Swedish Almond Cake Toscakaka with Spelt Flour
My Swedish Almond Cake is moist, buttery with a crunchy caramel almond topped cake; called Toscakaka or a Swedish visiting cake. A perfect simple yet impressive looking cake that is quick and easy to prepare. I have made this almond cake with white Spelt flour. I have also baked this with store-bought gluten-free flour or baked with plain (all-purpose) flour. I love the crunchy almond top, you could et this warm, but I prefer the cake cooled then the almond top is even crunchier.
Where Does Swedish Almond Cake come from?
This recipe is also called Toscakaka (Swedish). According to what I read on the internet, it dates back to the 1930s–40s; either from Toscana, Italy (Tuscany) ("Tuscany") kaka (cake in Swedish). But I really don't know. I will ask more Swedes and let you know.
My Swedish almond cake was first inspired by a baker https://www.poiresauchocolat.net. I tweaked the method, ingredients and topping, made this with spelt flour and in a small baking tin.
Takes = 20 minutes
Bakes = 40 minutes
Makes = 8-10 slices 20cm (8 inches) cake tin
- White Spelt Flour (or gluten-free flour) – 125g (3/4 cup + 2 tablespoons)

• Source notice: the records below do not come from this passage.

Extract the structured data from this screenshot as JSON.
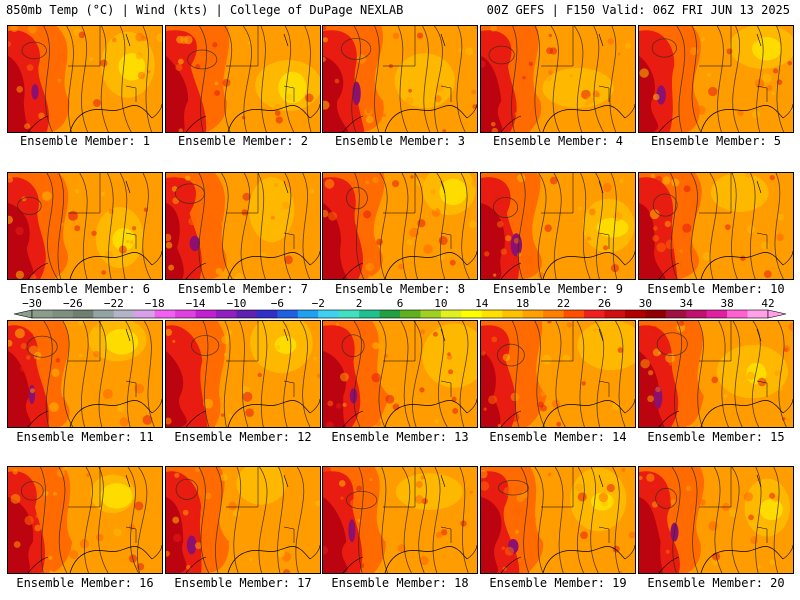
{
  "header": {
    "left": "850mb Temp (°C) | Wind (kts) | College of DuPage NEXLAB",
    "right": "00Z GEFS | F150 Valid: 06Z FRI JUN 13 2025"
  },
  "label_prefix": "Ensemble Member: ",
  "members": [
    1,
    2,
    3,
    4,
    5,
    6,
    7,
    8,
    9,
    10,
    11,
    12,
    13,
    14,
    15,
    16,
    17,
    18,
    19,
    20
  ],
  "colorbar": {
    "tick_labels": [
      "-30",
      "-26",
      "-22",
      "-18",
      "-14",
      "-10",
      "-6",
      "-2",
      "2",
      "6",
      "10",
      "14",
      "18",
      "22",
      "26",
      "30",
      "34",
      "38",
      "42"
    ],
    "colors": [
      "#8c9c8c",
      "#7e8e80",
      "#708070",
      "#94a4a4",
      "#b4b4c8",
      "#d8a0e8",
      "#f060f0",
      "#e040e0",
      "#c020d0",
      "#9020c0",
      "#6020b0",
      "#3030c8",
      "#2060e0",
      "#20a0f0",
      "#40d0f0",
      "#40e0c0",
      "#20c090",
      "#20a040",
      "#60b020",
      "#a0d020",
      "#e0f020",
      "#ffff00",
      "#ffe000",
      "#ffc000",
      "#ffa000",
      "#ff8000",
      "#ff5000",
      "#f02020",
      "#d01010",
      "#b00000",
      "#900000",
      "#a01040",
      "#c01070",
      "#e020a0",
      "#ff60d0",
      "#ffa0e8"
    ]
  },
  "map_colors": {
    "background": "#ff9c00",
    "light": "#ffbb00",
    "yellow": "#ffe200",
    "mid": "#ff6600",
    "red": "#e81c10",
    "dark": "#b40010",
    "purple": "#8c1070",
    "contour": "#3a2a14"
  }
}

- Caster sugar – 100g (1/2 cup)
- Baking powder – 1 teaspoon
- Baking soda – 1/2 teaspoon
- Fine salt – 1/4 teaspoon
- Unsalted butter, softened – 75g (1/2 cup + just under 1 tablespoon)
- Large Eggs – 2
- Vanilla extract – 1 teaspoon
- Milk (oat milk or almond milk is ok too) – 70ml (1/4 cup + 1 tablespoon)
Crunchy Caramel Almond Topping
- Flaked almonds – 50g (1/2 cup)
- Unsalted Butter (or salted butter and leave out the salt) – 75g (1/3 cup)

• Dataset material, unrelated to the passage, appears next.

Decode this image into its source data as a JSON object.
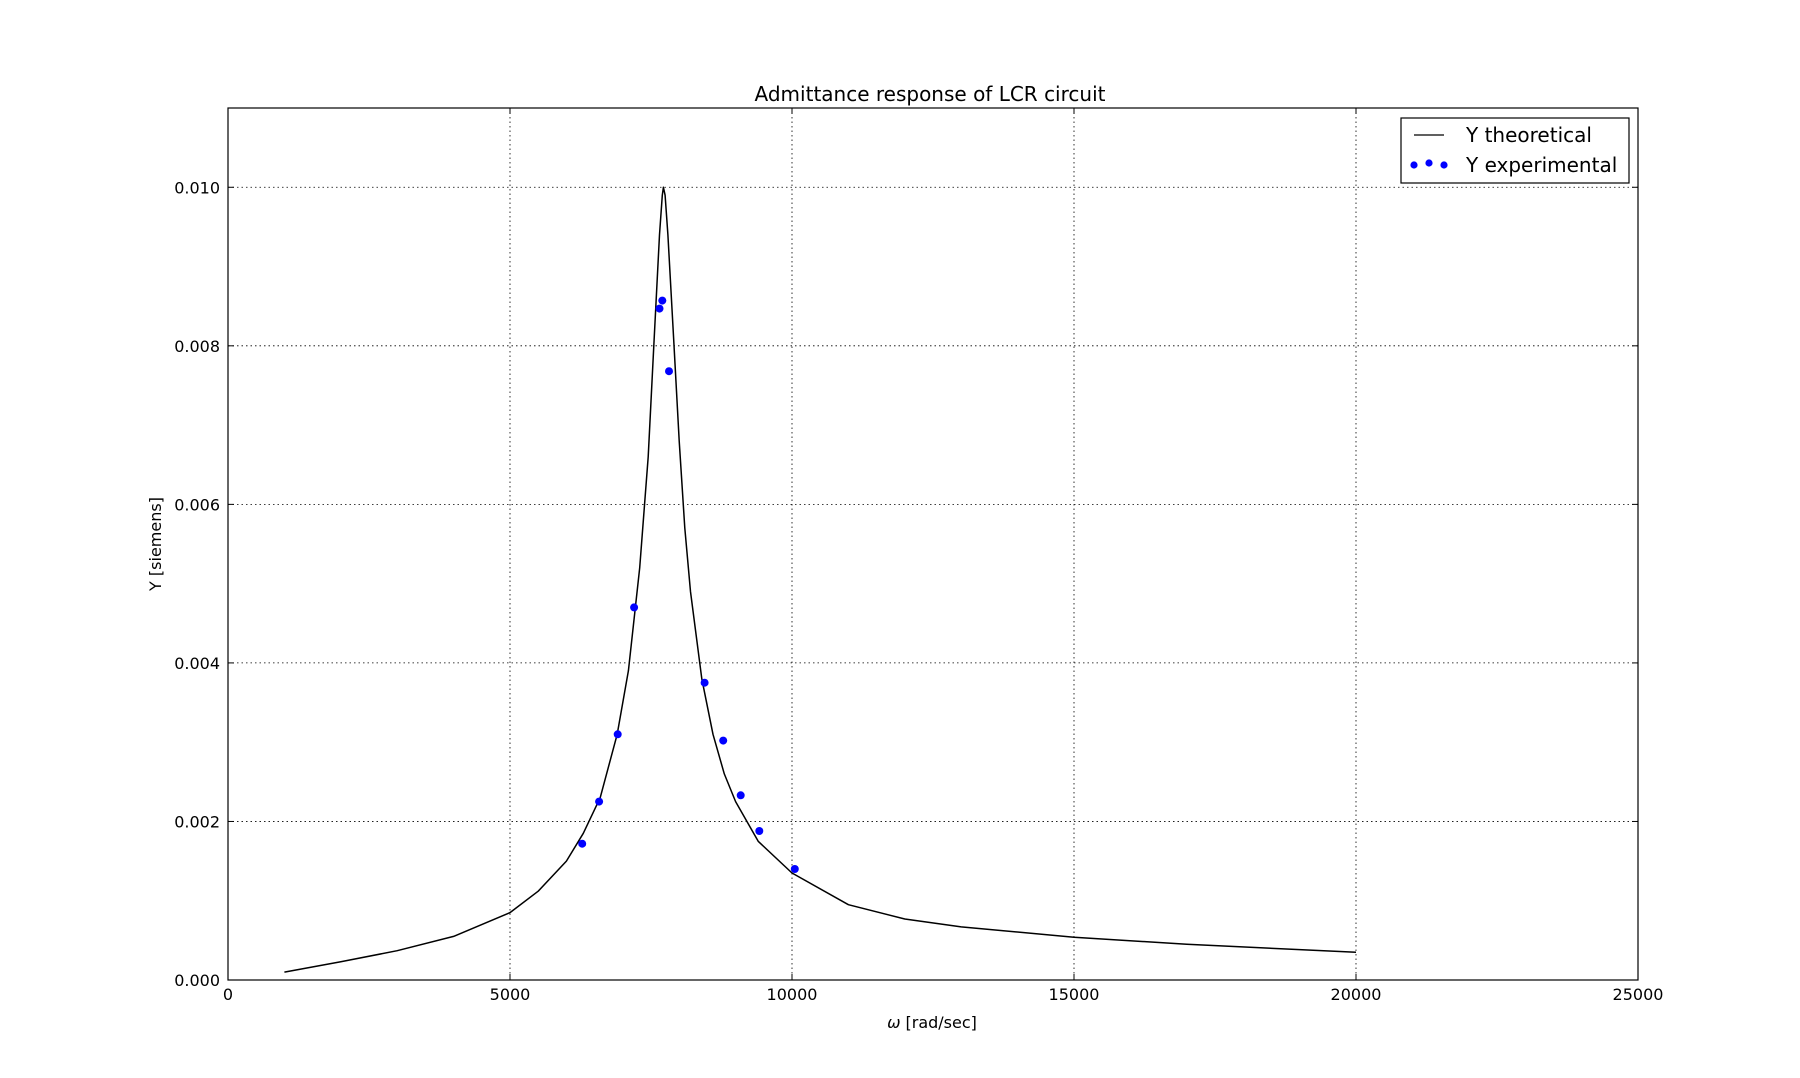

- Light brown sugar – 75g (packed 1/3 cup)
- Milk – 25ml (6 teaspoons)
- Salt – 1/4 teaspoon
Preheat oven for 20 minutes before baking to 160˚C/320˚F fan-forced. Then grease a 20cm, 8" round springform tin and line the bottom with baking paper. I bake this on another baking tray to avoid any leaks from the springform tin.

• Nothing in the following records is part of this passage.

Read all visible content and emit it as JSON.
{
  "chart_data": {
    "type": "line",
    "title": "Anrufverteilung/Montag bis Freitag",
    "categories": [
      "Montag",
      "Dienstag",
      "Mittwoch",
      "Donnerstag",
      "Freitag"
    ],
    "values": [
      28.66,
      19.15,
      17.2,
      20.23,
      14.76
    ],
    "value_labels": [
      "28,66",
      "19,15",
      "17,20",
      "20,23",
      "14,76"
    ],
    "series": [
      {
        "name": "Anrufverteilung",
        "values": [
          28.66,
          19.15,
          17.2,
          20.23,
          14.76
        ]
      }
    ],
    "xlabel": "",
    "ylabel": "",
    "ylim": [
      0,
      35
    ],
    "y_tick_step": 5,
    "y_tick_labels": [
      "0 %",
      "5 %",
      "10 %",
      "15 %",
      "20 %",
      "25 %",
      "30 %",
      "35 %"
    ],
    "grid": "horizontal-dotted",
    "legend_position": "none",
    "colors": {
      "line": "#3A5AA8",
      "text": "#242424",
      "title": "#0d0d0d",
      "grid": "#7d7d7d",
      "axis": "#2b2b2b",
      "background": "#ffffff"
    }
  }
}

WHISK flour, baking powder, baking soda, salt and sugar together. Slowly add in softened butter as you mix on low on a stand mixer with a paddle attachment or with your electric beaters. Then on medium for a few minutes until the butter is broken down into small pieces. This method is called reverse creaming.
ADD in the eggs one at a time, and mix until the egg yolk is dispersed this take about 20 seconds. Stop and scrape the bowl down as you go. Then add in vanilla and the milk and combine until smooth for about 30 seconds, be careful not to over-mix.
POUR into the prepared tin and bake for 25-30 minutes until golden brown and the top is firm (it needs to take the weight of the almonds). I think it is best to lower your oven tray to the lower third of your oven.
CARAMEL almond topping. Melt butter, brown sugar, milk in a small saucepan until bubbly and thick. Stir in the almonds and remove from the heat.
Once the cake is baked, remove the cake and turn the oven up to 180˚C fan, 200˚C. Spread over the almond caramel, then bake on a tray for an extra 10 minutes (in case your tin leaks). If the almonds have slid down to the edge of the cake, gently scrape back while the cake is still warm. Allow cool for 10 minutes on the bench, then remove the outside cake ring, you may need to use a silicone spatula to release the cake gently from the edge. Then allow the cake to cool for at least an hour. It is better served at room temperature once it has cooled. Or if you can't wait serve the cake warm with vanilla ice cream. It will keep moist in a sealed container for 2-3 days at room temperature. We love this cake with vanilla ice cream, but also perfect on its own for FIKA, morning or afternoon tea. Or even a sneaky breakfast cake (shhh, don't tell my mum).